When I was in seventh grade, I belonged to the most ass-backward Little League in the English-speaking world. For a start, some of the teams had major-league nicknames (although random ones, like the Rangers and Mariners, instead of obvious ones, like the Yankees and Mets), and others did not (like the Stallions). Because some Awfully Clever Somebody thought it would be super awesome to "think outside the diamond"--which loosely translates to "enable boys on real teams to ridicule those on teams with dopey fake names."
I was one of those lucky, latter youngsters, and my team was called ... wait for it ... the Doughboys. Who might have been named after 1) the freckle-faced fighting force that licked the Kaiser, or 2) our coach, who weighed at least 300 pounds and spent our games at the end of the bench, chain-smoking and barking orders.
Adding insult to insult, our uniforms consisted of white pants and bright-yellow jerseys, caps, and stirrups, all of which made us look like fried eggs. Garish, sunny-side-up, and mortified.

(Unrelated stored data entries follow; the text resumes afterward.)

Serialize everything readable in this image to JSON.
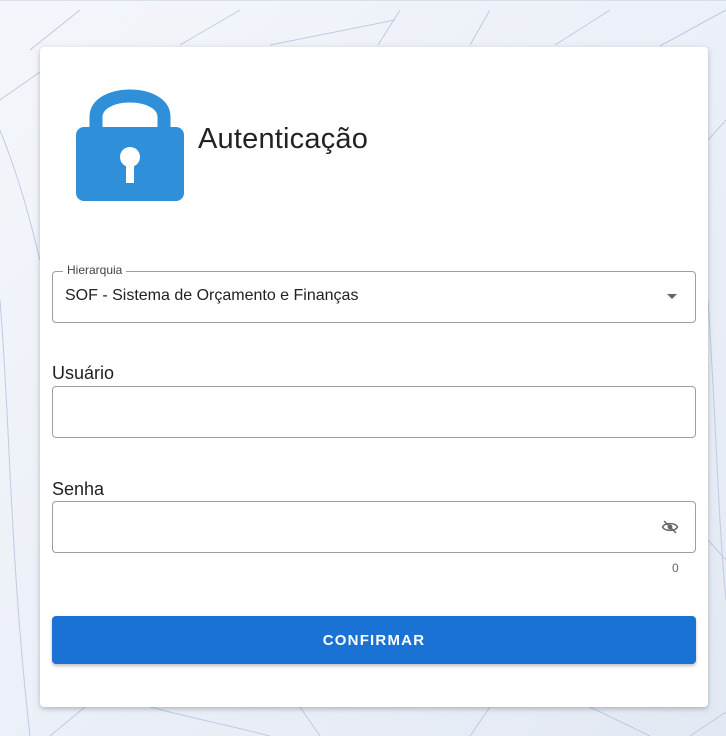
{
  "colors": {
    "accent": "#1a73d4",
    "lock_icon": "#2f8fd8",
    "background_lines": "#bfcbe2"
  },
  "header": {
    "icon": "lock-icon",
    "title": "Autenticação"
  },
  "hierarchy": {
    "label": "Hierarquia",
    "value": "SOF - Sistema de Orçamento e Finanças",
    "icon": "dropdown-arrow-icon"
  },
  "user": {
    "label": "Usuário",
    "value": "",
    "placeholder": ""
  },
  "password": {
    "label": "Senha",
    "value": "",
    "placeholder": "",
    "icon": "eye-off-icon",
    "counter": "0"
  },
  "actions": {
    "confirm_label": "CONFIRMAR"
  }
}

You can therefore imagine my reaction when Robert's tee-ball coach reached into his cardboard box of fun and produced these:
They've got black trim, which mutes the visual cacophony a bit. But when you walk up to your kid's coach expecting a black jersey bursting with badassness, and instead he hands you a smear of French's mustard, it can spike your diastolic. Especially if you've still got a little PTSD from your ridiculous seventh-grade team, which won one game. By forfeit.
The interesting thing was the sponsor. I couldn't place it as a neighborhood business, as most of them are, so my mind went a-wandering. It was probably a nail salon, I thought. Or an Air Force battalion. Or an escort service. Or this person.
Then came all the Opening Day speeches, but during the obligatory thank-yous to the sponsors, they never mentioned "Ms. Jay." Ah, I thought. So it is an escort service.
It turns out, though, that Ms. Jay was a beloved teacher at a nearby school, and every year her widowed husband sponsors the Angels personally, in her memory. Which makes me just a little more proud to be associated with this team, eggy or not.